James Shapiro has made a career of writing books about Shakespeare, including “Contested Will: Who Wrote Shakespeare?” (2011) and the prize-winning “The Year of Lear: Shakespeare in 1606” (2015), which were slanted toward the academician. In his latest book, “Shakespeare in a Divided America: What His Plays Tell Us About Our Past and Future,” he concentrates on eight “defining moments” of social or political conflict in America’s history and focuses on specific plays.

The narrative flows like a novel with many plot lines, and you don’t need to be a Shakespeare scholar or a historian to enjoy this well-researched book. 

In his introduction, Shapiro, who teaches at Columbia University, writes that it was the election of Donald Trump as president that led him to write the book. The author wrestles with the outcome of the 2016 presidential election and he even visits red states in the South, to talk with audiences about Shakespeare and “grapple with what, from inside my blue state bubble, I had failed to understand about where the country was heading.” He succeeds, however, in presenting an even-handed account of Shakespeare and American politics, though his observations, comments, and conclusions convey an unmistakably liberal viewpoint. 

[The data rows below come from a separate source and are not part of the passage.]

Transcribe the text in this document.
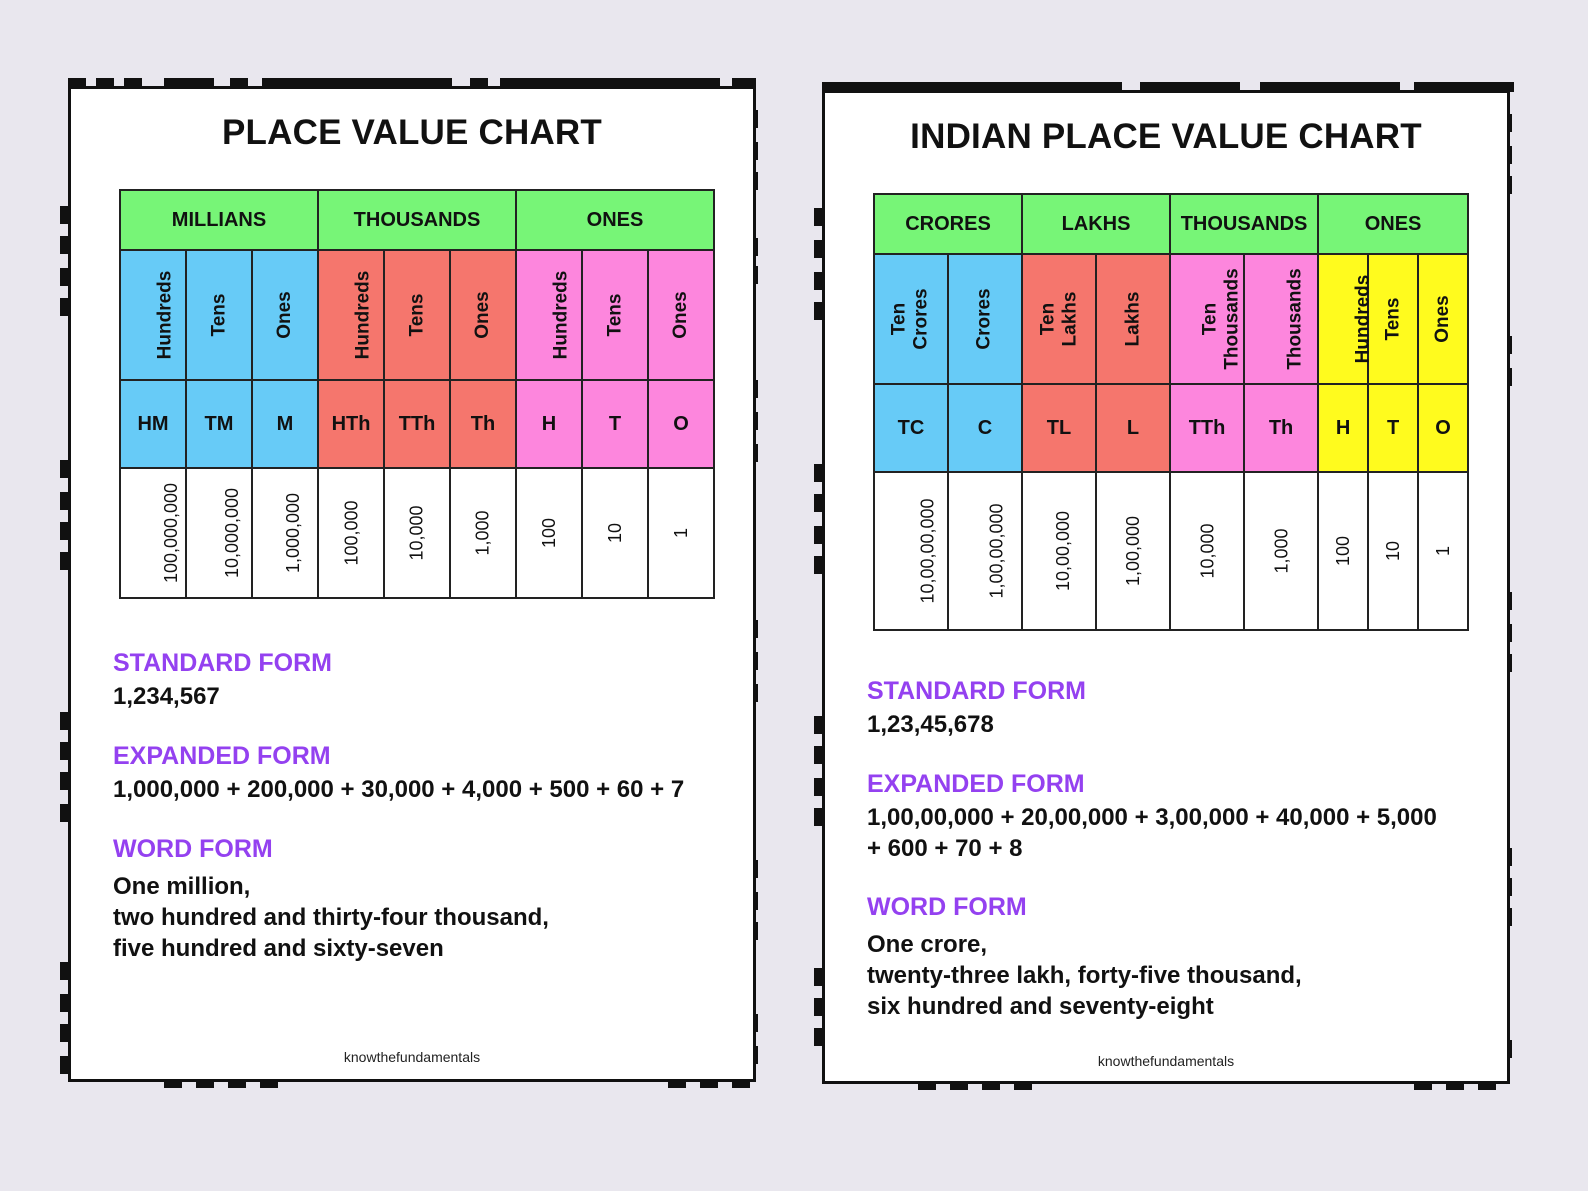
PLACE VALUE CHART
MILLIANS			THOUSANDS			ONES		
Hundreds	Tens	Ones	Hundreds	Tens	Ones	Hundreds	Tens	Ones
HM	TM	M	HTh	TTh	Th	H	T	O
100,000,000	10,000,000	1,000,000	100,000	10,000	1,000	100	10	1
STANDARD FORM
1,234,567
EXPANDED FORM
1,000,000 + 200,000 + 30,000 + 4,000 + 500 + 60 + 7
WORD FORM
One million,
two hundred and thirty-four thousand,
five hundred and sixty-seven
knowthefundamentals
INDIAN PLACE VALUE CHART
CRORES		LAKHS		THOUSANDS		ONES		

Ten Crores	Crores	Ten Lakhs	Lakhs	Ten Thousands	Thousands	Hundreds	Tens	Ones
TC	C	TL	L	TTh	Th	H	T	O
10,00,00,000	1,00,00,000	10,00,000	1,00,000	10,000	1,000	100	10	1
STANDARD FORM
1,23,45,678
EXPANDED FORM
1,00,00,000 + 20,00,000 + 3,00,000 + 40,000 + 5,000
+ 600 + 70 + 8
WORD FORM
One crore,
twenty-three lakh, forty-five thousand,
six hundred and seventy-eight
knowthefundamentals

Throughout American history, politicians of varying stripes have claimed Shakespeare as their own, and cited his words for their own purposes. 

In the late 18th century, Hamlet’s “To be, or not to be” speech was “appropriated both by defenders of British rule and by those seeking to overthrow it.” Later, in 1865, an editorial in the Texas Republican claimed that John Wilkes Booth, like Caesar’s assassin Brutus, slew Lincoln “as a tyrant, and the enemy of his country.”

Shapiro draws clear lines between Shakespeare’s plays and American events and attitudes, whether he’s discussing the nationalism behind the concept of Manifest Destiny in 1845 or immigration restrictions in the early 20th century. The themes in Shakespeare’s plays provide uncanny comparisons with the events and rhetoric of different eras.  

He also discusses the importance of theater performances in shaping public views, and even inciting riots. In 1849, for example, 10,000 people rioted in New York’s Astor Place, ostensibly over competing productions of “MacBeth,” one led by a British actor and the other by an American. The underlying causes of the protests, Shapiro writes, were anti-British sentiment and fear and anger over immigration. There was also an element of class warfare: the American actor, Edwin Forrest, was popular with young, white, working-class men, while the other performer, British actor William Charles Macready, was supported by bankers and the cultural elite. 

“Theaters were imagined as more contentious versions of town hall meetings, democratic spaces where all could speak their minds; to challenge these unspoken rules was un-American and a provocation.”

Certain stagings of Shakespeare can be viewed as a political act. Shapiro discusses the 2017 production of “Julius Caesar” in New York’s Central Park, which was interrupted briefly one night by two Trump supporters, who objected when the character of Caesar (dressed to look like President Trump) was stabbed onstage. Shapiro reminds us that there has always been a “tug-of-war over Shakespeare in America,” and that the protest over the scene in Central Park suggests “that this rope is now frayed. When one side no longer sees value in staging his plays, only a threat, things can unravel quickly.”